Front Row Features: Why was Emily at the top of your casting list?

Shelton: I had been obsessed with her ever since I saw her in “Sunshine Cleaning,” and not recognizing her from “The Devil Wears Prada.” I literally walked out of the theater and wondered, “Who is that young American actress I’ve never seen before?” And then I looked her up on IMDB and thought, that’s mind-blowing. Every one of her very disparate kinds of roles that she’s played, I totally believe.

Front Row Features: What does Rosemarie bring to the role of Hannah?

Shelton: She’s so emotionally grounded and so credible in every role. She’s such a charmer. The thing I like about her in my film is that she’s able to bring so much of her own cadence and her own personality to the fore because she’s one of the funniest most charming people I’ve ever met. It was great to let that shine through.

Front Row Features: The ending is open for interpretation by the viewer.

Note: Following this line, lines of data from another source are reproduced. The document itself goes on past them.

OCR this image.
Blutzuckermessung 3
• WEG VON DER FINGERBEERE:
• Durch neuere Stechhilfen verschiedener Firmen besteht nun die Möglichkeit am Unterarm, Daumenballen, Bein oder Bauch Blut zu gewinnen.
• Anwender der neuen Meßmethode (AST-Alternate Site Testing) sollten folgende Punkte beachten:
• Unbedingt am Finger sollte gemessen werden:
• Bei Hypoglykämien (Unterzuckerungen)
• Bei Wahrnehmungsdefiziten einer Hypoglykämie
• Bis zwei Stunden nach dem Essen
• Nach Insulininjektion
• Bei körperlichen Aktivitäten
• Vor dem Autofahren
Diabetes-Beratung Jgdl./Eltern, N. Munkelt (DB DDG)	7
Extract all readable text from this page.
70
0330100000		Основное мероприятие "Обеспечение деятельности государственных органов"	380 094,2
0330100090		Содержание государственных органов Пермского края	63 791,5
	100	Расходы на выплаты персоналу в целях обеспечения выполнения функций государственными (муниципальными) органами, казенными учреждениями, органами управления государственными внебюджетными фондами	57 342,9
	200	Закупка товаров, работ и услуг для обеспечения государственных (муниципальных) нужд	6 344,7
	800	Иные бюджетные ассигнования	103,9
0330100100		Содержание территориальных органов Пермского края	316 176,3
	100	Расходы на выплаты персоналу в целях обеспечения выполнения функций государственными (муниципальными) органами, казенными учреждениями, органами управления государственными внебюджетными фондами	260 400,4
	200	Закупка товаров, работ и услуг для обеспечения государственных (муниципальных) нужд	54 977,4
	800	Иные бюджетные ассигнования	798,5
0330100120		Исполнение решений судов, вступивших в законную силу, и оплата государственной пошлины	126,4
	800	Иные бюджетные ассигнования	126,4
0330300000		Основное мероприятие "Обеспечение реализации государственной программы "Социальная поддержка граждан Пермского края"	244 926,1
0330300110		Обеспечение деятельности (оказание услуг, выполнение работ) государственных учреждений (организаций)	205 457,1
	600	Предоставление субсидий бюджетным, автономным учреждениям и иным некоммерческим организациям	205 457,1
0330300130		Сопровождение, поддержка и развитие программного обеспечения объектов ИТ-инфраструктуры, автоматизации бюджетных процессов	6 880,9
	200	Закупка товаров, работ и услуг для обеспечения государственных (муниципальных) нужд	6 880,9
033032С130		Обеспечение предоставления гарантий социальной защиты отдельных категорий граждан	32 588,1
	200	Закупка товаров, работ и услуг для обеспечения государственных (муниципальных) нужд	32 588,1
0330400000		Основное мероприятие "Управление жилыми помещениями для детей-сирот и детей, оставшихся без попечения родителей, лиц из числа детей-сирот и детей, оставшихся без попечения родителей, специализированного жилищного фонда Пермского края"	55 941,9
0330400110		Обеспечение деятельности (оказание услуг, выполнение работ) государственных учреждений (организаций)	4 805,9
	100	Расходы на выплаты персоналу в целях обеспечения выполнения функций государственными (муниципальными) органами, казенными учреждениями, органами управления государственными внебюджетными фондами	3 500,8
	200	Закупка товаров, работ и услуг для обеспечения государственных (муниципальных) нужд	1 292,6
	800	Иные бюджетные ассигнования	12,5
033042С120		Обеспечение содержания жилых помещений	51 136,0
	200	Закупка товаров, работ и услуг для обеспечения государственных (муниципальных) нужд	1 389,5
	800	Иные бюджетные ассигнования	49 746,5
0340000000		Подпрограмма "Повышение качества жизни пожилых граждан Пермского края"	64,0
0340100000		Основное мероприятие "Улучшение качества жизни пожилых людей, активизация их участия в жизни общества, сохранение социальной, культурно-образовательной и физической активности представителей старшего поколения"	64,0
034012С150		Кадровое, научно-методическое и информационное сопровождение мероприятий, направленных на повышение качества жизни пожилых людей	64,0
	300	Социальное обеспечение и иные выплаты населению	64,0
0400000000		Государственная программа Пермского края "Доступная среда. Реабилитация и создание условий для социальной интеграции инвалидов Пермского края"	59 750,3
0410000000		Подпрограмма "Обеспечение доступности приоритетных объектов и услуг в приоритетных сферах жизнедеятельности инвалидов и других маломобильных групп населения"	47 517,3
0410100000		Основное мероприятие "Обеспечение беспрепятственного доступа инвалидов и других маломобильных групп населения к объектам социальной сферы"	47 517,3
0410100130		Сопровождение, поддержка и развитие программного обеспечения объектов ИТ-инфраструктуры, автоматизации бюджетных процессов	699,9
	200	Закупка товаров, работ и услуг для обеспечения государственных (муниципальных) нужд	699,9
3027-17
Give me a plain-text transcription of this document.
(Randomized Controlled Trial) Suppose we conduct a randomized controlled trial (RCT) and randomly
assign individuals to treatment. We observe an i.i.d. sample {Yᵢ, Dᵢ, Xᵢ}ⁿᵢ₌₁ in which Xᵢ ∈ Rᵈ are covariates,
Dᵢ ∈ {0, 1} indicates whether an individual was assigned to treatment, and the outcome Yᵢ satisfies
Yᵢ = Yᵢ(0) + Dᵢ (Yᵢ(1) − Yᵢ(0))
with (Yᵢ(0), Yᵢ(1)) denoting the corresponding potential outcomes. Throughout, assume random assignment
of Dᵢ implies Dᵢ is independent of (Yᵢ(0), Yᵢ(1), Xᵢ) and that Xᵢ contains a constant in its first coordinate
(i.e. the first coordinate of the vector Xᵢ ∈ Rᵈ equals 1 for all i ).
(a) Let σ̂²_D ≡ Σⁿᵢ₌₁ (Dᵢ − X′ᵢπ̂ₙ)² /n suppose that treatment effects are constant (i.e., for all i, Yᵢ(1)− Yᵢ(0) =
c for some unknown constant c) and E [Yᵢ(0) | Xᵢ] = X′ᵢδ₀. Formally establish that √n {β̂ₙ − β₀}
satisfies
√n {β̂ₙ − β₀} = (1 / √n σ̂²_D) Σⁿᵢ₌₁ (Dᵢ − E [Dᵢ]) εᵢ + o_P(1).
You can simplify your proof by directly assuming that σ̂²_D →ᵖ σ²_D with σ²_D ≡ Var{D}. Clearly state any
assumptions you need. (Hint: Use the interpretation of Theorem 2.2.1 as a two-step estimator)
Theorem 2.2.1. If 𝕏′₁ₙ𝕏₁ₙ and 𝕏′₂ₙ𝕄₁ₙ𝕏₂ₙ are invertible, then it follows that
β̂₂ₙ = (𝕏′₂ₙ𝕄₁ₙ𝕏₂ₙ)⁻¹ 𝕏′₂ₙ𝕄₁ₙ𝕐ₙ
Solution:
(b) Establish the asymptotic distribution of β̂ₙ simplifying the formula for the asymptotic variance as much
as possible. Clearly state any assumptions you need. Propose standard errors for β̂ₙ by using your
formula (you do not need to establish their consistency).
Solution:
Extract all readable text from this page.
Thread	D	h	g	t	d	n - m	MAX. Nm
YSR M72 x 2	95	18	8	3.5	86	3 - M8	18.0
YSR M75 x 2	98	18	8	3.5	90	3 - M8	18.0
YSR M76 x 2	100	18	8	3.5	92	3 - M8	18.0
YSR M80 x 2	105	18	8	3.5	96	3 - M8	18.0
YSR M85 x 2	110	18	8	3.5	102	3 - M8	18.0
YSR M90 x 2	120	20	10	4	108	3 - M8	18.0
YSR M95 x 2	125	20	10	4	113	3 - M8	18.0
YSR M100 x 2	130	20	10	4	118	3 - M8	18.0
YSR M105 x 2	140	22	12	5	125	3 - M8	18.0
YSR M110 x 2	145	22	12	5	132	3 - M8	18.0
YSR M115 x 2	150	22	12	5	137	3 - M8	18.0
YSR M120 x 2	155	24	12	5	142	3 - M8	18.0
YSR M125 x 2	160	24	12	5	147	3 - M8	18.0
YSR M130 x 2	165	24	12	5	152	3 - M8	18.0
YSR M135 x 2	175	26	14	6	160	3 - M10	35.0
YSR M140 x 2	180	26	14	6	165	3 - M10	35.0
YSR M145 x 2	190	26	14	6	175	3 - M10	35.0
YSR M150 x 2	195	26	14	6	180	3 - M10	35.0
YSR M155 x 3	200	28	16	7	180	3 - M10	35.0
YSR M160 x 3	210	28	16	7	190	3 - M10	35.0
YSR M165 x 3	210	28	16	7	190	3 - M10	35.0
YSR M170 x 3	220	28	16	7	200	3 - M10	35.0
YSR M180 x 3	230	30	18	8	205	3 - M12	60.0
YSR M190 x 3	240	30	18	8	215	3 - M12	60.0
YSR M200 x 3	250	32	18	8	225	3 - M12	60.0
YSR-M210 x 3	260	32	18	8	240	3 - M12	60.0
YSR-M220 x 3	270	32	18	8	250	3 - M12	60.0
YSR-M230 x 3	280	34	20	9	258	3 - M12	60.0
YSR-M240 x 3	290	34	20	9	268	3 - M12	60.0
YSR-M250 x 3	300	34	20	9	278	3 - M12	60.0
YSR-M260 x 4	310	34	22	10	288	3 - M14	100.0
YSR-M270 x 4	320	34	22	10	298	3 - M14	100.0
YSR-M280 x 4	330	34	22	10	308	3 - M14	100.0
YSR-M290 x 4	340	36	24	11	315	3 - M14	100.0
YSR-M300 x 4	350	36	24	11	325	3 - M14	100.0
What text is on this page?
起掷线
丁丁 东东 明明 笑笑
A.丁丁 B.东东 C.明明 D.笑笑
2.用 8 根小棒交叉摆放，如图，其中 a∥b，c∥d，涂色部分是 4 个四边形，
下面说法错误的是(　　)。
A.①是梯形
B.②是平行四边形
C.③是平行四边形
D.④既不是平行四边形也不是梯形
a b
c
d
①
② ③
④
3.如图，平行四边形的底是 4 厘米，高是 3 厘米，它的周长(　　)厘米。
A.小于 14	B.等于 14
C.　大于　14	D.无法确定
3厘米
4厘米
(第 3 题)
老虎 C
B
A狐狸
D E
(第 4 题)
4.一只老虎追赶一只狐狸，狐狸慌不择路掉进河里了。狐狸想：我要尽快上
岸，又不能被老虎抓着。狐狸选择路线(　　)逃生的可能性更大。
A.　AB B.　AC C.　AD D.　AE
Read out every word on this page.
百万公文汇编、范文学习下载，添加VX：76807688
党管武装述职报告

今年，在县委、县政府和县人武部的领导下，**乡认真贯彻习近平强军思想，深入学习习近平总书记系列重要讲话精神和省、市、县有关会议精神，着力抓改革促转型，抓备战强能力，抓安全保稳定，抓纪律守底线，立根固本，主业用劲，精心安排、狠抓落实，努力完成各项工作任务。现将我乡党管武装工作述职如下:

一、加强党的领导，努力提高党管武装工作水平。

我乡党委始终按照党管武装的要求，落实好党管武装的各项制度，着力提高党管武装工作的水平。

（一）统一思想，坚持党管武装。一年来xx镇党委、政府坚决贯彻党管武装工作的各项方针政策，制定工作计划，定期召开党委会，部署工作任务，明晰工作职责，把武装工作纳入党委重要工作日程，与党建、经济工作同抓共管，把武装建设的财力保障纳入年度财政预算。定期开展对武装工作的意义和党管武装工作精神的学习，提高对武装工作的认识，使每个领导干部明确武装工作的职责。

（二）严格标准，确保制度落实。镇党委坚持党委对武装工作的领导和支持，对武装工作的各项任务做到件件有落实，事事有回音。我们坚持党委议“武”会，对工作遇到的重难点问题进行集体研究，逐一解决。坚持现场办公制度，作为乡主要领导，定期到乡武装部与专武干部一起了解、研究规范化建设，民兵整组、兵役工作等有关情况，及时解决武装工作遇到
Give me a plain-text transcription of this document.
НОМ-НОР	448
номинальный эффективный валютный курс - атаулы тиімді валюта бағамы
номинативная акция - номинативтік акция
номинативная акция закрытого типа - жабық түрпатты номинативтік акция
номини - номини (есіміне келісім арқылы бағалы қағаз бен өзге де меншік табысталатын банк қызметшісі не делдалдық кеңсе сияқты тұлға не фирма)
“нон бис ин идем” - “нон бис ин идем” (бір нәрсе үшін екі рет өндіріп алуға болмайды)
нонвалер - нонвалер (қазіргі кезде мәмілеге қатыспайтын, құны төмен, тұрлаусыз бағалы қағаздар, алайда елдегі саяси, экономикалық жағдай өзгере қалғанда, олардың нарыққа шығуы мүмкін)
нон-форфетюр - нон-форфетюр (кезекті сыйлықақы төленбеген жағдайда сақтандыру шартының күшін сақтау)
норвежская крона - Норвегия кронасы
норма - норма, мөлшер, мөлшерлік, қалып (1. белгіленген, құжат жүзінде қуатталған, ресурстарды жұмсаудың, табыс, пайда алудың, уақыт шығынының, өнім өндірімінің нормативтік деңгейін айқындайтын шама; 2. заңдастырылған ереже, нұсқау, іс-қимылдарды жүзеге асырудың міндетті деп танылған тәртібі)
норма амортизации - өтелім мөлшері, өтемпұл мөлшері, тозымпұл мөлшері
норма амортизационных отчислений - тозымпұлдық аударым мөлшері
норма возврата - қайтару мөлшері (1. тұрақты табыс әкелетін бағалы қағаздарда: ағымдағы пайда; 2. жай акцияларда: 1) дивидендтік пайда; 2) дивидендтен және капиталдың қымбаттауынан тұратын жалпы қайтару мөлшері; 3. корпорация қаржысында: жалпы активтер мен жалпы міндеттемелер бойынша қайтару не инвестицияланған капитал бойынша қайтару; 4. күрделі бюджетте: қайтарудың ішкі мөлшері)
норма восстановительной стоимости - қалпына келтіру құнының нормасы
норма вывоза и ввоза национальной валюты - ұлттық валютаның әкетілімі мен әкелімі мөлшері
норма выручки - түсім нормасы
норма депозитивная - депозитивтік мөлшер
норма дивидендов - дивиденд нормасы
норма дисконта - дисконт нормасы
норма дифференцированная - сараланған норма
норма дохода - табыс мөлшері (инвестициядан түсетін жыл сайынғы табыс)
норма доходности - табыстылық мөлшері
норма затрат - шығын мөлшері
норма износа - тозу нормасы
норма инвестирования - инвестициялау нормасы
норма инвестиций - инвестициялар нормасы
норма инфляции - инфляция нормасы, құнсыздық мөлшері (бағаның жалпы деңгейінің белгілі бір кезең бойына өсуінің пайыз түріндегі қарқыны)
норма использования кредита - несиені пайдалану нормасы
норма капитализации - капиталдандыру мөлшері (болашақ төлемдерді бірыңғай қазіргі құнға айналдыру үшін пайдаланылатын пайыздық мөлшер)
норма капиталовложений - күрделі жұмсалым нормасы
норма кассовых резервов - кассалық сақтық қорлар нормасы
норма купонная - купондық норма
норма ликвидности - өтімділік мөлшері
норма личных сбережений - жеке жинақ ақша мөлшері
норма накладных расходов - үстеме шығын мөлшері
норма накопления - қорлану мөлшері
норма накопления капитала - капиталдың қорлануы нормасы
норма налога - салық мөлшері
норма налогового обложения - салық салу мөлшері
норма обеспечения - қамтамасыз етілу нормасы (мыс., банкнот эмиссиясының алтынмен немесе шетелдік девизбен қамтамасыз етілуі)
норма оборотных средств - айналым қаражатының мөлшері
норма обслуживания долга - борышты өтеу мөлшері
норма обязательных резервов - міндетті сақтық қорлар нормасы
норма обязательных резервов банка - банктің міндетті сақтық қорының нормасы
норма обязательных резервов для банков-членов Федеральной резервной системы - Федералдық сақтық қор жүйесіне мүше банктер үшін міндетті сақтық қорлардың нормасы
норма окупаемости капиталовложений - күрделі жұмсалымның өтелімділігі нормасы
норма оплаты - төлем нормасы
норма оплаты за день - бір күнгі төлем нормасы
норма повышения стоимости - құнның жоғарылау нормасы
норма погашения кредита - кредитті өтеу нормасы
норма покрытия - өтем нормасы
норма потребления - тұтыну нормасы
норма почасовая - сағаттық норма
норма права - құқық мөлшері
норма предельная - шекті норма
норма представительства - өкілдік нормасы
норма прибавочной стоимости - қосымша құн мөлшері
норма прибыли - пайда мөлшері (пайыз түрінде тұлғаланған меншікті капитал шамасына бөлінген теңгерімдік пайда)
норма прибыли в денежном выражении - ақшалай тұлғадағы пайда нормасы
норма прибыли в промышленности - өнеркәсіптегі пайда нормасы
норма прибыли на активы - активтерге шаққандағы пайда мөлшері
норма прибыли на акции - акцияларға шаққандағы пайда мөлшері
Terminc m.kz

Did you purposely want to leave it uncertain for the viewer to guess what happens next?

Shelton: The plan was always to have the ending that’s in the movie. Just in case, we shot a couple of different endings. I had a series of rough-edit screens and at the very first one, it was unanimous, the ending we had was the right one.

Front Row Features: Who’s your biggest creative influence?

Shelton: Woody Allen. The idea you could make a feature film with conversation as the base—natural, human conversations—that was an enormous influence for me. My mom was a French New Wave fan, so (Francois Truffaut’s) “Jules and Jim” was a big influence on me as well and Jean-Luc Godard.

Front Row Features: What’s your next project?

Shelton: I just shot my fifth feature called “Touchy Feely” with Rosemarie DeWitt. We wrapped about three weeks ago. I wrote the role for her. I’ve also made a couple of web series along the way, music videos and so on.